Procesado de proteínas orgánicas

Las enzimas, definidas como catalizadores biológicos macromoleculares, son responsables de miles de procesos metabólicos y se encuentran presentes en todas las células vivas. Son altamente selectivas y aceleran tanto la frecuencia como la especificidad de las reacciones metabólicas, desde la digestión de alimentos (descomponiendo el almidón, las proteínas, la grasa y los azúcares) hasta la síntesis de ADN, sin que esto suponga su propia descomposición. La mayoría de enzimas son proteínas, aunque también se han identificado moléculas catalíticas de ARN.

Extracción de Enzimas por Homogeneización

La ruptura de las células microbianas es un primer paso en este proceso y cada vez tiene más importancia el uso de la homogeneización a alta presión para obtener enzimas intracelulares y orgánulos. Permite extraer sustancias intracelulares sin necesidad de utilizar disolventes ni otros productos químicos para iniciar la rotura de la pared celular.

Extracción de Enzimas por Separación

Los separadores y decantadores de GEA garantizan una separación sin daños de las enzimas intracelulares y extracelulares en alta concentración.

Producción de Enzimas Intracelulares

La glucosa-isomerasa es un ejemplo de enzima que convierte la glucosa en fructosa y que tiene una gran importancia en la industria del almidón.
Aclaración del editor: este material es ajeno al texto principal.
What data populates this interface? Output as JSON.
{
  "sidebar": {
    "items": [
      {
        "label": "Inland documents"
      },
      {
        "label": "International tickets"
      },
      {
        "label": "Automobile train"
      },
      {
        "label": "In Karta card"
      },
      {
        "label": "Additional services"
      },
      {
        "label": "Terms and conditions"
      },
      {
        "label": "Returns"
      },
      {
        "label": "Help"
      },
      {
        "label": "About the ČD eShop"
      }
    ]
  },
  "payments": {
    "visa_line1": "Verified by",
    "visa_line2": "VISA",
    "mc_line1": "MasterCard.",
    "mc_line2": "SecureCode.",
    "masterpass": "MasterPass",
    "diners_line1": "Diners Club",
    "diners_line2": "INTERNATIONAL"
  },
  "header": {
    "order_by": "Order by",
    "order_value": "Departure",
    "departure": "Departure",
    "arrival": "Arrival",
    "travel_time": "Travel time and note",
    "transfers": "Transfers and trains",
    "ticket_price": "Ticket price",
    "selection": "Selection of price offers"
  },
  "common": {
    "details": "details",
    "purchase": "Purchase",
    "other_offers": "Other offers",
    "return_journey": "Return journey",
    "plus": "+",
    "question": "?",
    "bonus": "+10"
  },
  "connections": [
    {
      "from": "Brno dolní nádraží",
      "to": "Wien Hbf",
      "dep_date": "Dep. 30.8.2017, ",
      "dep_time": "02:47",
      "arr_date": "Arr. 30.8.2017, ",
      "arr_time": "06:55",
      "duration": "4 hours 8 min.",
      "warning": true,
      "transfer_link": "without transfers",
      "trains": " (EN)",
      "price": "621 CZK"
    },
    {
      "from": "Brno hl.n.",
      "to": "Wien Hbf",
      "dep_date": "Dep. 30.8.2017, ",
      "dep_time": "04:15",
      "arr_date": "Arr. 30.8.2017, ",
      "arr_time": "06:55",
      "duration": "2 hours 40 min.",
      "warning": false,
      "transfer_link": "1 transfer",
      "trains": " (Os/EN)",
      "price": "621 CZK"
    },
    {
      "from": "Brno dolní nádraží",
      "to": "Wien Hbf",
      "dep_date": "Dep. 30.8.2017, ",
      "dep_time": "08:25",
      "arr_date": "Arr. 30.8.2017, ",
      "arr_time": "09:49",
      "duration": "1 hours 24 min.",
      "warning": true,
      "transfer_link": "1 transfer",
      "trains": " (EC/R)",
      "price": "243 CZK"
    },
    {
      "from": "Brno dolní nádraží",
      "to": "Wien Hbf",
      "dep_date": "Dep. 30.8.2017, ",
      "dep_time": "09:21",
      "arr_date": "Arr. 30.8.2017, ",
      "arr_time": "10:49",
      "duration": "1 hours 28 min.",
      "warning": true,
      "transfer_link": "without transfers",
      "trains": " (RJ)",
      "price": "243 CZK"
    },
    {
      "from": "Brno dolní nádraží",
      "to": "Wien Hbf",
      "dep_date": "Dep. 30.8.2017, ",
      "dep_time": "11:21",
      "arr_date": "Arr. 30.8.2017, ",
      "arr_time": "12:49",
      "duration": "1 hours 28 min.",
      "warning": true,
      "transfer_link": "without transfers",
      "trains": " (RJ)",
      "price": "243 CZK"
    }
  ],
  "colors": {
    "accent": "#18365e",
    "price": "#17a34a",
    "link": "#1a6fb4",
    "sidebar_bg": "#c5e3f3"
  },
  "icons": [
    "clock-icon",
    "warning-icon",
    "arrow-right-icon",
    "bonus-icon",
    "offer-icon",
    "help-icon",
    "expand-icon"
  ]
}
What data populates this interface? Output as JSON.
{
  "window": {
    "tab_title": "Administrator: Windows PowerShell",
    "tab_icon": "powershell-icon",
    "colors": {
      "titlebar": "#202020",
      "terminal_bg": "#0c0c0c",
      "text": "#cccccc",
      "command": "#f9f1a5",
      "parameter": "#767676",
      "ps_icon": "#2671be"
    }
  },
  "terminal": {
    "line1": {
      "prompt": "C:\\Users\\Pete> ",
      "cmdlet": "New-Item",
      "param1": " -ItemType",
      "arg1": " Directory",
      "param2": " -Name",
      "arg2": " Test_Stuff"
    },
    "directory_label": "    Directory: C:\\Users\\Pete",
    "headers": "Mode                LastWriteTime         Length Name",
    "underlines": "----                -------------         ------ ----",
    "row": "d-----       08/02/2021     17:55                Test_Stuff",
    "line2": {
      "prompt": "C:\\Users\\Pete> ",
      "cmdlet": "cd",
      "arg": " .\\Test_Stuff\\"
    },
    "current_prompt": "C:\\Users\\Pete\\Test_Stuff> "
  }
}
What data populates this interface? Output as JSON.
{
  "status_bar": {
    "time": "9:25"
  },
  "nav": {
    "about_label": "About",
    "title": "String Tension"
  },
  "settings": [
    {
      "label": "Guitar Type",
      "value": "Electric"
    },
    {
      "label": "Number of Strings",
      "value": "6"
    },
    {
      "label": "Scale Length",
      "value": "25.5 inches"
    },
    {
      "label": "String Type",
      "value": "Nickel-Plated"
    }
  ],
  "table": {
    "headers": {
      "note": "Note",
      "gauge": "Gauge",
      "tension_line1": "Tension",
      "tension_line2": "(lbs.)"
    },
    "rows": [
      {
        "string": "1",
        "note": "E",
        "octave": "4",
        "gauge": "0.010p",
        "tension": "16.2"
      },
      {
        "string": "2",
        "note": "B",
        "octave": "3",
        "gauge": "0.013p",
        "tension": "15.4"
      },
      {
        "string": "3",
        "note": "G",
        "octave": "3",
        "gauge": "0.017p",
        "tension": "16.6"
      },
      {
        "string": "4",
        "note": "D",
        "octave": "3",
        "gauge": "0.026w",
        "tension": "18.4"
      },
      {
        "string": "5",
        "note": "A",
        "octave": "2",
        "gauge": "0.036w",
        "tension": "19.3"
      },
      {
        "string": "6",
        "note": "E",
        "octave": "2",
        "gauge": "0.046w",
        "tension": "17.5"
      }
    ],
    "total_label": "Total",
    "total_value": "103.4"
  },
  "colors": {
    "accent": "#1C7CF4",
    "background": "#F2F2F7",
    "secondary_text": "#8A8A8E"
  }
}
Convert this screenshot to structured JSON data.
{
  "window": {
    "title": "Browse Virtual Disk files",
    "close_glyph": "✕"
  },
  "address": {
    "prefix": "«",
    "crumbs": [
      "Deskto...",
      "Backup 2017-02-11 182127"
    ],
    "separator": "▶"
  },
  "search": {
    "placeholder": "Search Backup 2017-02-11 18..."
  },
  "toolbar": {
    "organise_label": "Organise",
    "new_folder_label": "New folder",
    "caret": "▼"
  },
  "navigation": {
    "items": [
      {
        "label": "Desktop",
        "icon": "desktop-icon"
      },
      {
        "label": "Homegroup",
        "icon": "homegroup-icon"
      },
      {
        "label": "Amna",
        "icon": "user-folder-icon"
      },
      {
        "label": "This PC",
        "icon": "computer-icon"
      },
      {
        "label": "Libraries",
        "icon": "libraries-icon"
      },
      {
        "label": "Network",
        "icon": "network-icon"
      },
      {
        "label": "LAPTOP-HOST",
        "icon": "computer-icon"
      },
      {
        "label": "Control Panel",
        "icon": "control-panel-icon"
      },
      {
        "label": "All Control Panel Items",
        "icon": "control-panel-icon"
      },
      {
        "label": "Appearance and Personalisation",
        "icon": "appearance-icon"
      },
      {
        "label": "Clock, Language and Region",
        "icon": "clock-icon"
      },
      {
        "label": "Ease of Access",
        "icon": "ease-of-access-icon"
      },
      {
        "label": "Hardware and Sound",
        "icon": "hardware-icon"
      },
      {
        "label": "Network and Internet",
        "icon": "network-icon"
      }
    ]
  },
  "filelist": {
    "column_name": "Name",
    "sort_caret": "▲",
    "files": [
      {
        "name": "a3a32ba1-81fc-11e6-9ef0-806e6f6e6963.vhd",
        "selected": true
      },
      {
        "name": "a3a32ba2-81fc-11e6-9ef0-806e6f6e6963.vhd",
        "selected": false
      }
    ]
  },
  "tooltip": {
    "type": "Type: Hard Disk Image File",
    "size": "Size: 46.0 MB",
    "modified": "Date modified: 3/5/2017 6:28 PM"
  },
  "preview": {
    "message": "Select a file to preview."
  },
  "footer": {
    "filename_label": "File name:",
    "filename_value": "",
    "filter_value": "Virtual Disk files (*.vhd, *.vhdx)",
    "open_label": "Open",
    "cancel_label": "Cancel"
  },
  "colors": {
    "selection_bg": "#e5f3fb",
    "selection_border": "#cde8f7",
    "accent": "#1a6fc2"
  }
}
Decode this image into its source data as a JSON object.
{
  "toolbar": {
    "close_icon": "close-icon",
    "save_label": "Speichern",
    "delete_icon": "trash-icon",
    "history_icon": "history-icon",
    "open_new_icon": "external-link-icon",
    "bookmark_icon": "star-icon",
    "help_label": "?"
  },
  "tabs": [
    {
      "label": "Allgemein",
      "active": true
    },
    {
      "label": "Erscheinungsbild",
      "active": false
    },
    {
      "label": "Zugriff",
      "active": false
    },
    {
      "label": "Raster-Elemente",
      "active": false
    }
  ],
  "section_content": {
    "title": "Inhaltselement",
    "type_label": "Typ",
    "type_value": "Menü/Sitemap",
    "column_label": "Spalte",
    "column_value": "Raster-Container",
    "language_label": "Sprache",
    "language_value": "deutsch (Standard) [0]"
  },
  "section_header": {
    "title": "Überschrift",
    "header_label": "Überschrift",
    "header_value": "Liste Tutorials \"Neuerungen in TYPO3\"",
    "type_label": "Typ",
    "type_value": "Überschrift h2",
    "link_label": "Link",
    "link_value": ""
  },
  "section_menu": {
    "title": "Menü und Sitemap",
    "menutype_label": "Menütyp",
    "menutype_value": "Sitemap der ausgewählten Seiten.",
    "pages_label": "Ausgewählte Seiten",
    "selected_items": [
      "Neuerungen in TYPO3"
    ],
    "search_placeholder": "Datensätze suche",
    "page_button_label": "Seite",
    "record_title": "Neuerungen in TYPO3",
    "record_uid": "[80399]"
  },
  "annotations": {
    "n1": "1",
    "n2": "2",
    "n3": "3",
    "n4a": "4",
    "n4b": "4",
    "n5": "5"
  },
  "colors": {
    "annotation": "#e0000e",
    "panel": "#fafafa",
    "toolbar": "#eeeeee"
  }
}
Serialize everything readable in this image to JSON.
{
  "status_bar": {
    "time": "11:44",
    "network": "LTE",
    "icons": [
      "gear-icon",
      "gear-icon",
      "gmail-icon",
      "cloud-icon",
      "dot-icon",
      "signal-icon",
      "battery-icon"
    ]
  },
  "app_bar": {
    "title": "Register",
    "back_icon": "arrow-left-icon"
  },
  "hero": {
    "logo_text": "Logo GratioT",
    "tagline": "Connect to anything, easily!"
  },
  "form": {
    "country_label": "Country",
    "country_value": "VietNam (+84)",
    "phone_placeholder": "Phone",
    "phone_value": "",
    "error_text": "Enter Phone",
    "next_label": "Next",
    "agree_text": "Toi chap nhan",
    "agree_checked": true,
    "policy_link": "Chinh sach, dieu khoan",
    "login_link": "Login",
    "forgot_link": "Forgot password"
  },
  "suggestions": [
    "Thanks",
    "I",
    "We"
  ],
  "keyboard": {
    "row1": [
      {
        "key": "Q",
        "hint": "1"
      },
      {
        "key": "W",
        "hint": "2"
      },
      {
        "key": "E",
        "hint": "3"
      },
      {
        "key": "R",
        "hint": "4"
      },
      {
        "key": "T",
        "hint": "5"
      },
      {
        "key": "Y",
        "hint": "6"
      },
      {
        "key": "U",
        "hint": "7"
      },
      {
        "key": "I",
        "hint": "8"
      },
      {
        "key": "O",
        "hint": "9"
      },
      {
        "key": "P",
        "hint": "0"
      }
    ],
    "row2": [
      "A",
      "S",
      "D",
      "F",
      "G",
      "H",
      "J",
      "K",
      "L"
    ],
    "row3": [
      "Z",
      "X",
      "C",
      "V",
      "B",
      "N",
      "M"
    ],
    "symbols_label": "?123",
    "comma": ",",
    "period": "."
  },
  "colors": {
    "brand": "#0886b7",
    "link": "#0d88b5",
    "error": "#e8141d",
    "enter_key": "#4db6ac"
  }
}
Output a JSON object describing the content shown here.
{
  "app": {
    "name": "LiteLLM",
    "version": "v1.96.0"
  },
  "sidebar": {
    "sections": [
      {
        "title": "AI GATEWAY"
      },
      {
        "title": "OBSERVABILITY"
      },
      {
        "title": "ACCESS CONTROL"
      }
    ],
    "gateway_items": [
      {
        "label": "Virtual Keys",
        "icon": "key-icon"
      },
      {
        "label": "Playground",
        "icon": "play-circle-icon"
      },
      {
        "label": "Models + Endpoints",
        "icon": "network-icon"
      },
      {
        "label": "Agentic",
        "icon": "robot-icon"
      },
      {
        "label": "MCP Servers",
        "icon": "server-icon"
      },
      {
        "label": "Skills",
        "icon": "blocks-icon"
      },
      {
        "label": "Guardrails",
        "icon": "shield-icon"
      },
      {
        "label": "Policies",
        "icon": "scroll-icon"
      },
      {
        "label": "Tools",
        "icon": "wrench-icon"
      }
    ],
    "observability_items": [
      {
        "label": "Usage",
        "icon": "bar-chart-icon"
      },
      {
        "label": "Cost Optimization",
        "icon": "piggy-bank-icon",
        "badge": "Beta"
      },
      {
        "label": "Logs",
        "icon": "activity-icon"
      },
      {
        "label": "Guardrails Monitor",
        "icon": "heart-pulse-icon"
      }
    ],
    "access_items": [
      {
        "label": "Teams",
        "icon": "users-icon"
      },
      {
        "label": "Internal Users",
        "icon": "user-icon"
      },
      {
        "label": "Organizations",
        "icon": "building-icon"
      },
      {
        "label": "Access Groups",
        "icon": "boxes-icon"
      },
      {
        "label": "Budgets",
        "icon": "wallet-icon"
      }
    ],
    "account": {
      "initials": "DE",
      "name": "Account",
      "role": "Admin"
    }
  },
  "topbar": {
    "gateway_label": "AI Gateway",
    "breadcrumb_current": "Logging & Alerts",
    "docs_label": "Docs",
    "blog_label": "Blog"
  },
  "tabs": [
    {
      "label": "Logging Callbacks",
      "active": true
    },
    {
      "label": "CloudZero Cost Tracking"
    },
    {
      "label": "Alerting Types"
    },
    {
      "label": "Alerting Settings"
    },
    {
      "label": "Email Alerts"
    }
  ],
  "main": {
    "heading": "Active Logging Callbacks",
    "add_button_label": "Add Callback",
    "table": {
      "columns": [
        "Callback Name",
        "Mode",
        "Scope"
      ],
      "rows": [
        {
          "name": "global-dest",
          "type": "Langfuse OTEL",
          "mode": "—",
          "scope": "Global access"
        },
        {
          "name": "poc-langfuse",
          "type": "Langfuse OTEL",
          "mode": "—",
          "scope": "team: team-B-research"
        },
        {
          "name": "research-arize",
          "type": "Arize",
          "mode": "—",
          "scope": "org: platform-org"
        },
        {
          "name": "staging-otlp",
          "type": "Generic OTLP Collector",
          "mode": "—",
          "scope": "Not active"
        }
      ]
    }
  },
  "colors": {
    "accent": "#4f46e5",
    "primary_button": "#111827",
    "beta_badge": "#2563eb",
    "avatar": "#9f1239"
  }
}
La enzima se produce y permanece en las células de los microorganismos empleados. Para procesarla, la fase líquida del caldo de fermentación se separa por centrifugación después de la fermentación. Los microorganismos concentrados son tratados con posterioridad a la centrifugación. Las paredes celulares se rompen. Dependiendo de la consistencia de la suspensión, esta se diluye antes de que los fragmentos celulares se procesen con separadores de operación continua. 

Producción de Enzimas Extracelulares

Los separadores y decantadores de GEA son idóneos para un tratamiento óptimo de las enzimas del detergente en polvo. Se inyecta aire purificado y esterilizado en un fermentador equipado con un agitador. Las burbujas de aire se distribuyen en la solución de nutrientes, que está compuesta de carbohidratos, proteínas, factores de crecimiento y nutrientes. Esto se esteriliza, se calienta a una temperatura óptima y después se inocula con el cultivo purificado de un microorganismo no patógeno. Los microorganismos se nutren al convertir las sustancias y, a la vez, producen las enzimas. Estas son excretadas al caldo de fermentación. Después de la fermentación, los microorganismos se separan añadiendo un floculante y centrifugando con separadores y decantadores. Las sucesivas etapas de lavado y pulido con centrífugas incrementa la producción y pureza de las enzimas.